In front of a modest sized group of veterans, their families, and other visitors, Portsmouth Police Chief Robert Ware, who also is an active duty Naval Chief Petty Officer, presented a somewhat unique – or at least different – take on honoring veterans at a time when the country seems greatly divided politically.
Ware encouraged debate and discussion. He said just because you disagree with someone is no reason to dislike that someone. He said the United States is a diverse culture.
“But we are commonly bonded by the United States of America and the flag that represents it,” Ware said. He said those previously mentioned debates and discussions are the best way to honor veterans who fought to ensure U.S. citizens have the freedom to disagree.
Ware was speaking at the 25th annual Shawnee State University Veterans Recognition Day held Thursday, Nov. 7. The highlight of the event probably was set up in the lobby of SSU’s University Center. The Eyes of Freedom is a traveling war memorial honoring 22 Marines and one Navy Corpsman who gave all as members of Lima Company, Third Battalion, 25th Regiment, Marine Reserve Unit.
Speaking to the Daily Times prior to the formal SSU event, Eyes of Freedom Executive Director and member of the Lima Company, Corp. Mike Strahale said there were units serving in Iraq who took greater casualties than Lima Company but he also said during their deployment, no reserve group saw as much intense fighting as his.
While their deployment lasted eight months, in only four months of 2005, Lima Company suffered their 23 casualties. Strahale later told the crowd in the SSU ballroom 17 of the casualties were caused by two roadside bombs. In the early days of the wars in the Middle East, Strahale said the U.S. was not very good at protecting its military against such weapons.
“For the first time in a long time,” Strahale said, “the U.S. military was behind the curve.”
Strahale noted several times many of the fallen were Ohio natives as is Strahale himself. The portraits making up the memorial were created by Ohio artist Anita Miller and unveiled at the Ohio Statehouse Rotunda in 2008. Strahale said he has traveled around the country with the display ever since.
In 2018, Eyes of Freedom received a major addition in the form of a bronze sculpture, entitled “Silent Battle,” also created by Miller. Strahale talked about it being in honor of veterans who suffer from PTSD and other mental struggles. He hopes its message can help counteract what he calls an epidemic of suicide among Middle East vets. A plaque on the sculpture reads: “Honoring those who fight the hidden wounds of war.”
Sitting in the center of the half circle of portraits, the silent soldier’s podium is covered with dog tags, many of which were left by veterans, according to Strahale.
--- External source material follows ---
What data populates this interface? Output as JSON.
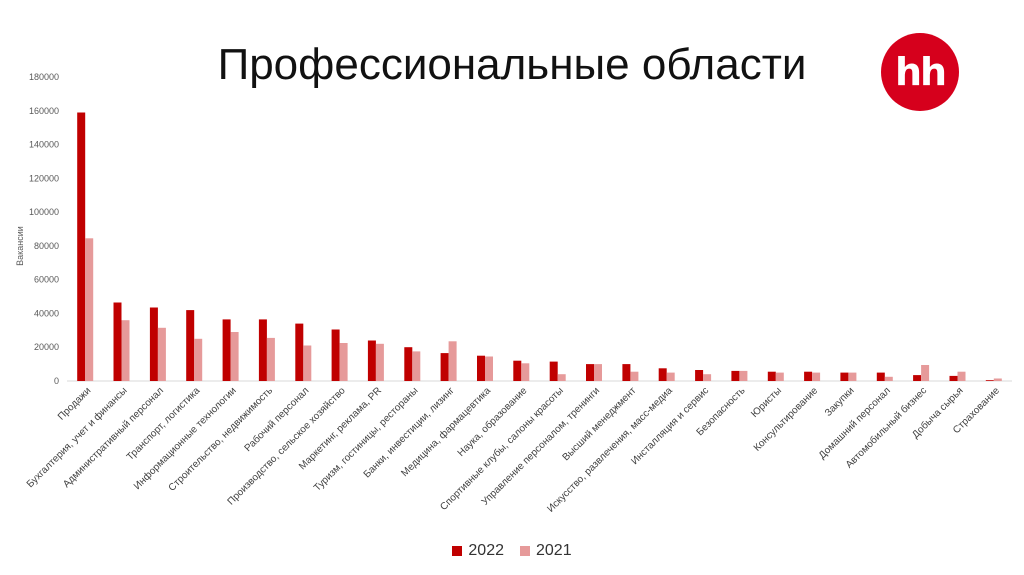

Some have names, many say, “Thank You.” Strahale said veterans who take a particular liking to a dog tag are free to help themselves and many have done so. He did not know if that had happened during the SSU presentation.
Other speakers at the event included SSU President Jeff Bauer and Scioto County Commissioner Bryan Davis, who gave the invocation. Colors and taps were presented by American Legion post 471. The Portsmouth West High School Choir sang the national anthem and later performed a cantata.